Publications & Resources

March/April 2009
Focus: Got Capital?

Managing Your Branch Network Capital

By Eduardo Alvarez

Despite the great technological advances of our cyber-era, bank branches remain one of the most effective channels for the acquisition, retention and development of customer relationships. The branch facility possesses an even greater importance during uncertain economic times. As some of the larger financial players merge or downsize and as the mortgage crisis intensifies, customers will continue to seek reassurance, security and comfort from their bankers. Most of this interaction will take place at the local branch level.

However, this does not obscure the fact that the development and management of the branch network requires serious investment, both from a financial and human capital point of view. While over the past five years 10,000 new branch facilities have been built across the US, the market and the current economic climate point toward a more judicious approach to branch network optimization.

As branch expansion has escalated over the past few years, many institutions have chosen to ignore the upkeep and upgrade of older branches in their network. This is a serious oversight that sends negative signals not only to the markets being served, but to the bank’s staff as well.  While some branch facilities will never exploit their potential, many others are just dormant and in need of a jolt to push them to greater performance.

To successfully address the needs of these legacy branches, bankers should conduct a strategic exercise that analyzes the totality of the bank’s retail delivery and focuses on the three main integrative aspects of a network:

  • The Brand, as defined by the images and perceptions that one associates with an organization; the way you go to market; the way in which you differentiate your offering to create loyalty.

  • The Place, as defined by the physical (and in some instances virtual) platforms in which an organization interacts and conducts business with its customers.

  • The Culture, as defined by the values held in common among staff as to the purpose of the organization and its methods to connect customer needs with products and services provided.

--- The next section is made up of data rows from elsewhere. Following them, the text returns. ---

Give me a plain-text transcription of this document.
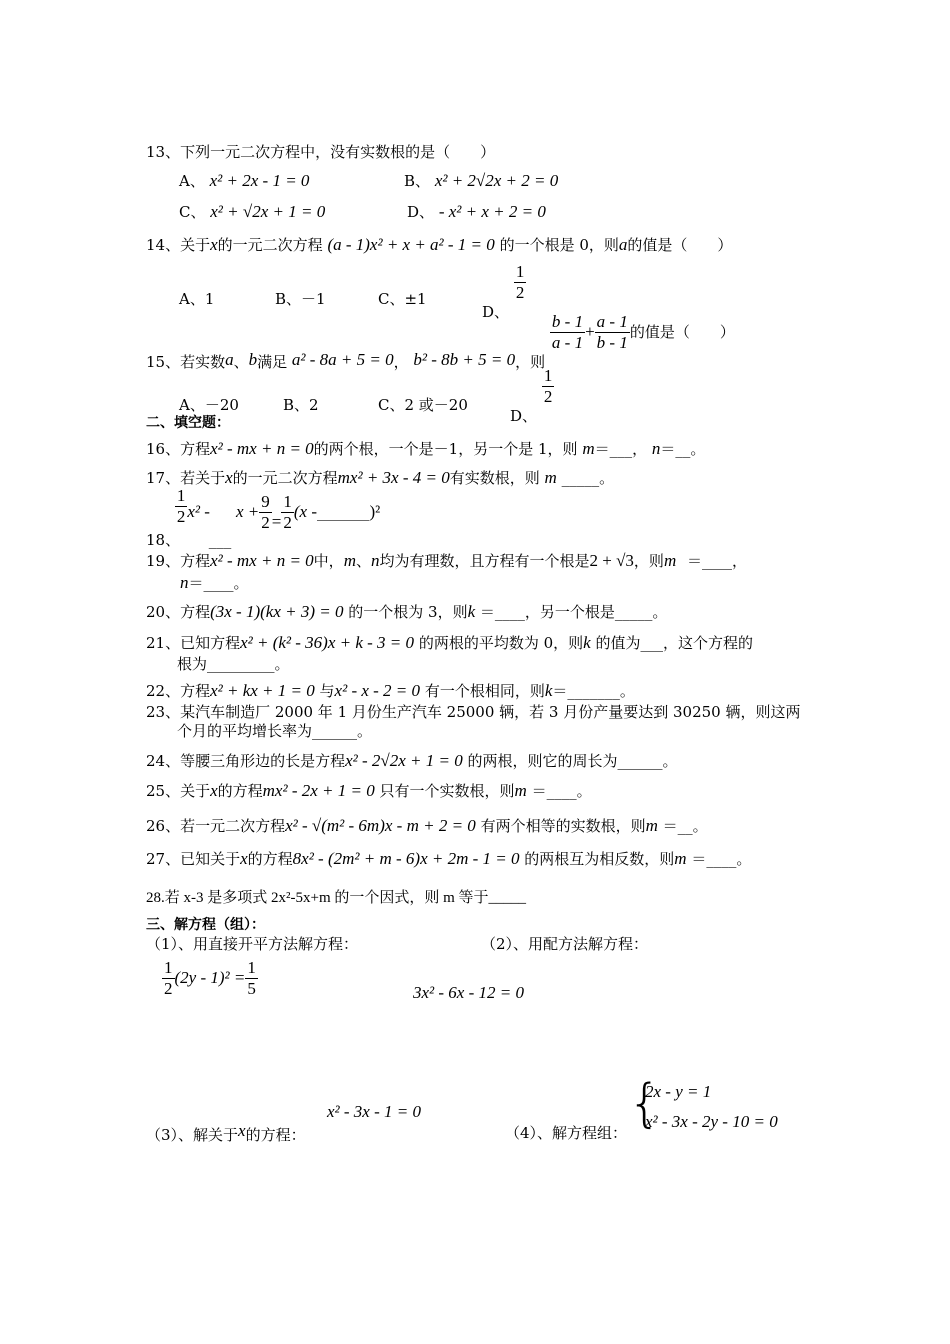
13、下列一元二次方程中，没有实数根的是（　　）
A、 x² + 2x - 1 = 0	B、 x² + 2√2x + 2 = 0
C、 x² + √2x + 1 = 0	D、 - x² + x + 2 = 0
14、关于x的一元二次方程 (a - 1)x² + x + a² - 1 = 0 的一个根是 0，则a的值是（　　）
A、1	B、－1	C、±1
D、
$\frac{1}{2}$
15、若实数a、b满足 a² - 8a + 5 = 0， b² - 8b + 5 = 0，则
$\frac{b - 1}{a - 1} + \frac{a - 1}{b - 1}$ 的值是（　　）
A、－20	B、2	C、2 或－20
D、
$\frac{1}{2}$
二、填空题：
16、方程x² - mx + n = 0的两个根，一个是－1，另一个是 1，则 m＝___， n＝__。
17、若关于x的一元二次方程mx² + 3x - 4 = 0有实数根，则 m _____。
18、
$\frac{1}{2} x^2$ - ___ $x + \frac{9}{2} = \frac{1}{2} (x$ -_______)²
19、方程x² - mx + n = 0中，m、n均为有理数，且方程有一个根是2 + √3，则m ＝____，
n＝____。
20、方程(3x - 1)(kx + 3) = 0 的一个根为 3，则k ＝____，另一个根是_____。
21、已知方程x² + (k² - 36)x + k - 3 = 0 的两根的平均数为 0，则k 的值为___，这个方程的
根为_________。
22、方程x² + kx + 1 = 0 与x² - x - 2 = 0 有一个根相同，则k＝_______。
23、某汽车制造厂 2000 年 1 月份生产汽车 25000 辆，若 3 月份产量要达到 30250 辆，则这两
个月的平均增长率为______。
24、等腰三角形边的长是方程x² - 2√2x + 1 = 0 的两根，则它的周长为______。
25、关于x的方程mx² - 2x + 1 = 0 只有一个实数根，则m ＝____。
26、若一元二次方程x² - √(m² - 6m)x - m + 2 = 0 有两个相等的实数根，则m ＝__。
27、已知关于x的方程8x² - (2m² + m - 6)x + 2m - 1 = 0 的两根互为相反数，则m ＝____。
28.若 x-3 是多项式 2x²-5x+m 的一个因式，则 m 等于_____
三、解方程（组）：
（1）、用直接开平方法解方程：	（2）、用配方法解方程：
$\frac{1}{2} (2y - 1)^2 = \frac{1}{5}$	3x² - 6x - 12 = 0
x² - 3x - 1 = 0
（3）、解关于x的方程：	（4）、解方程组： {
2x - y = 1
x² - 3x - 2y - 10 = 0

The integration of all three components leads to the creation of a differentiated customer experience, as well as to greater competitive advantage. This does not mean, however, that every branch location needs to receive the same exact treatment or level of investment. By developing a unique set of tools that address the brand, place and culture triad, the bank will be able to unify its image and customer experience to levels consistent with those newer locations that have received a more substantial investment.

Although there are several ways to approach this issue, several industry players have established an intervention hierarchy that takes into consideration, not only a branch’s current performance, but its desired potential. While some mature branches may get a quick make-over to conform to a particular brand’s image, other more promising locations may receive a more robust, and thus more costly, remodel.

By surveying and acting upon this legacy network, financial institutions will be able to discover more efficient ways of allocating capital. Like savvy retailers everywhere, bankers are beginning to examine, in a more systematic manner, the ultimate payback of capital spent in specific retail locations that they build or inherit.

Although consistently calculating the actual return on these projects will depend on the particular nature of data gathering and analysis for each institution, three simple steps can be followed in determining a legacy program payback.

First, make sure you clearly establish your parameters and determine how much “lift” you would need at each branch to pay for the program. This can be achieved by establishing beforehand the average investment per location and the desired timeframe to pay for the program.

Second, identify how you will arrive at the lift, in terms of the products and services mix, as well as the expected average annual balances, to be able to pay for the branch program once it is completed.

Third, establish exact targets to achieve the payback or required lift. The reasoning – your investment will pay off by selling a specific number of additional products or services at that retail location, over a specified period of time.

It all comes down to finding the best way to allocate your institution’s limited resources. In the end, those bankers who apply insightful analysis and judicious measures will successfully redefine and optimize their branch network.